Meme küçültme ameliyatı için başvuran hastalar bu durumdan sosyal veya kozmetik nedenlerle rahatsız olan çok genç yaştaki küçük bir grup dışında ağırlıklı olarak orta yaştaki hastalardır ve bu hastaların plastik cerraha başvurma nedeni kozmetik nedenlerden çok boyun ve/veya sırt ağrılarıdır.Özellikle, geçirilen gebelikler sonrası gebelik döneminde ve sonrasında büyüyen memenin ciltte oluşturduğu gerginlik çoğunlukla meme derisindeki çatlakların da eşlik ettiği kalıcı değişikleri oluşturur.Giderek zayıflayan deri içerisinde meme glandı ağırlık merkezini daha aşağıda bir noktaya taşır.Bu durum zamanla boyun ve sırt kaslarının meme kitlesinin taşınmasına daha fazla katılımına neden olur.Uzun vadede hastanın bu sorunlarına ek olarak postür bozukluğu ve omurgada şekil değişiklikleri eklenebilir.Sürecin tanımından da anlaşılacağı gibi meme büyüklüğü sorunu olan hastaların yukarıda tanımlanan kalıcı değişiklerin oluşmaması için en erken dönemde meme büyüklüklerini vücut yapısı ve deri kalitesi ile uyumlu bir boyuta indirmeye yönelik redüksiyon ameliyatı olmaları gerekmektedir.Görüldüğü gibi aslında sınırlı bir hasta populasyonu dışında meme küçültülmesi istemiyle başvuran hastalar aslında tam olarak kozmetik cerrahi hastaları değildir.Bu gruptaki hastaların genç yaşta -meme büyüklüğüne bağlı sorunlar ileri düzeye ulaşmadan önce-ameliyat olma konusundaki karasızlıkları veya endişeleri daha çok geçirecekleri ameliyat sonrası memede kalıcı fonksiyon bozuklukları olacağı konusundaki yanlış önyargılara dayanır.Doğru hastada uygulanacak doğru bir yöntemle yapılacak bir meme küçültme ameliyatı memenin fonksiyonunda hiçbir kalıcı soruna yol açmaz.
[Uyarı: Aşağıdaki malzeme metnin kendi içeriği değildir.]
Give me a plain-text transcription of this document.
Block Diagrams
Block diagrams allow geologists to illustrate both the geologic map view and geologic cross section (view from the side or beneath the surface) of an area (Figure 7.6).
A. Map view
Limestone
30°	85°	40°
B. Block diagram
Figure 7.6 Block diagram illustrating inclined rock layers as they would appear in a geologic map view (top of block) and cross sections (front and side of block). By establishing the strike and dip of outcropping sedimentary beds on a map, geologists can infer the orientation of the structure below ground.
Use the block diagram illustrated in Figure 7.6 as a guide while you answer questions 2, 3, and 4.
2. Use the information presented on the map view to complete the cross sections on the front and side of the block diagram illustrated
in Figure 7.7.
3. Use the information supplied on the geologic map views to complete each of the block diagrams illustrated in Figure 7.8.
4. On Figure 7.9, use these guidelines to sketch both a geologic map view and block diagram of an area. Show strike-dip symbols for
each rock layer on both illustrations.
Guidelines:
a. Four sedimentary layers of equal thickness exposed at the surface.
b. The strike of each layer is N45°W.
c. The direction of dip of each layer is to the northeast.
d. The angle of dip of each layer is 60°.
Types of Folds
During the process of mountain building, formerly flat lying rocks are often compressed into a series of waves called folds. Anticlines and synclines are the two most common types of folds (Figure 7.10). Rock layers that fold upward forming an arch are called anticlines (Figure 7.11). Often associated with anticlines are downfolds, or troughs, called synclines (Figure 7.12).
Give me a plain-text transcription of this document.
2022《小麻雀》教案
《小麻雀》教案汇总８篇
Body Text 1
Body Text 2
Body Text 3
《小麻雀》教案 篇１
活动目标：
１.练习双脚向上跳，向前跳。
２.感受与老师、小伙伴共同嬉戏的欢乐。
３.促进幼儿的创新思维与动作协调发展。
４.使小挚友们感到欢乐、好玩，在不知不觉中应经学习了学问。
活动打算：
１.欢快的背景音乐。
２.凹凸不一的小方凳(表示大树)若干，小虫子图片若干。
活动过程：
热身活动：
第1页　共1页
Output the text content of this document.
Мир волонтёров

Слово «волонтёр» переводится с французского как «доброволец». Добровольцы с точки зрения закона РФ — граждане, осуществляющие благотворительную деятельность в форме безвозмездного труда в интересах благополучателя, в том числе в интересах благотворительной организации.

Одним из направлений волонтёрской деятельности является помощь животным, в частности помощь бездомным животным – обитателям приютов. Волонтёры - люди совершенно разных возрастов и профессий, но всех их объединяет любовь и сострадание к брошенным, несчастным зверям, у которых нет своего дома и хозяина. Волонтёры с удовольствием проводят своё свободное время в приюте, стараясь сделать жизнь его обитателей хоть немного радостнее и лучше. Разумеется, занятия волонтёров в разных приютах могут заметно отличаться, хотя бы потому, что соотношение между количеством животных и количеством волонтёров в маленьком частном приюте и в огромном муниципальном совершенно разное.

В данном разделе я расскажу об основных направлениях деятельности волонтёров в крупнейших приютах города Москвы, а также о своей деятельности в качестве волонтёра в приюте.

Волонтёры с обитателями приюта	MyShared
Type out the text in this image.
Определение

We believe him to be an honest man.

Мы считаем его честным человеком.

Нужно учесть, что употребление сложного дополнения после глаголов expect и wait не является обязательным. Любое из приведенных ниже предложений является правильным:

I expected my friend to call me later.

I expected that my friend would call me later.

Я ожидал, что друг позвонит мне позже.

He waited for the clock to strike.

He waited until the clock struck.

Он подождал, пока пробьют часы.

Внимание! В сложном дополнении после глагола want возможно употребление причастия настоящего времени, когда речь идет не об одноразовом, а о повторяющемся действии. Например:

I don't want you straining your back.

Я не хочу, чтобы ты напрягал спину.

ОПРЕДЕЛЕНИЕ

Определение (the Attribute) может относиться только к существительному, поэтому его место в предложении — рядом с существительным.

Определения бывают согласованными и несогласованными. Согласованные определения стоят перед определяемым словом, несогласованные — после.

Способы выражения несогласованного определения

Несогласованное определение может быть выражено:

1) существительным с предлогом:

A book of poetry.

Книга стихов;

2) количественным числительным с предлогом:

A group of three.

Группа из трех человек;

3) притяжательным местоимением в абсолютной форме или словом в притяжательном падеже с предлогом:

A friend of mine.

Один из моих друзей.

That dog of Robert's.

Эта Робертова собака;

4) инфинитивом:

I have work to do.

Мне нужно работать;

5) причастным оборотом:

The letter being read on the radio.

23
Ameliyatta süt kanallarının sadece1/4 -1/5 i çıkarılır, süt kanallarının meme ucu ile ilişkisi çok özel vakalar dışında anatomik olarak korunur.Aynı şekilde meme ucunun sensorial innervasyonu geçici bir süre azalsa da veya tam olarak kesintiye uğrasa da yaklaşık bir yılın sonunda ameliyat öncesi düzeye geri döner. Burada özellikle vurgulanması gereken konu her memede uygulanacak redüksiyon yönteminin seçimi ve uygulanması konusunda ameliyatı yapacak cerrahın bilgi ve deneyiminin yeterliliğidir.

Son olarak meme volumündeki sorunların eşlik ettiği veya meme volumü ile ilgili herhangi bir sorunun olmayıp sadece memelerinin sarkmış olduğu hastalardan söz edebiliriz. Hipertrofik memeleri olan ve geç dönemde başvuran hastalarda memeyi dikleştirici manevralar redüksiyon mamoplasti ameliyatının tamamlayıcı bir parçasıdır.Meme volümün yetersiz olduğu birinci gruptaki hastalarda ptozis ileri derecede değilse tek başına protez ile yapılacak doldurma işleminin ptozisi de düzelteceği belirtilmişti.Ancak ileri derecede ptozisin eşlik ettiği hypoplazik memelerde ve volüm sorunu olmayan ancak meme ucunun veya meme kitlesinin aşağı doğru yer değiştirdiği vakalarda mastopeksi tekniklerinin uygulanması gerekir. Mastopeksi tekniklerinde temelde yapılan işlem memenin deri örtünüsün kısmen çıkarılarak meme volumüne uygun şekilde daraltılmasıdır. Ancak, çoğu vakada bu işlem erken dönemde beklenen dikleştirmeyi sağlasa da bu tür vakaların çoğunluğunda deri intrinsik olarak yeterli kalınlığa ve dirence sahip olmadığı için uzun dönemde memenin bir miktar aşağı kayması beklenmelidir.Ameliyat sonrası devamlı destekleyici sütyen giyilmesi bu süreci yavaşlatabilir veya etkisini azaltabilir.

Genel olarak bakıldığında bugün meme cerrahisi -estetik ve rekonstrüktif anlamda- hasta memnuniyeti açısından plastik cerrahinin en başarılı alanlarından biridir. Bu konuda giderek artan deneyim ve yöntemlerin mükemmelleştirilmesine yönelik çabalar, gelecekte bu memnuniyetin daha da yükseleceğini göstermektedir.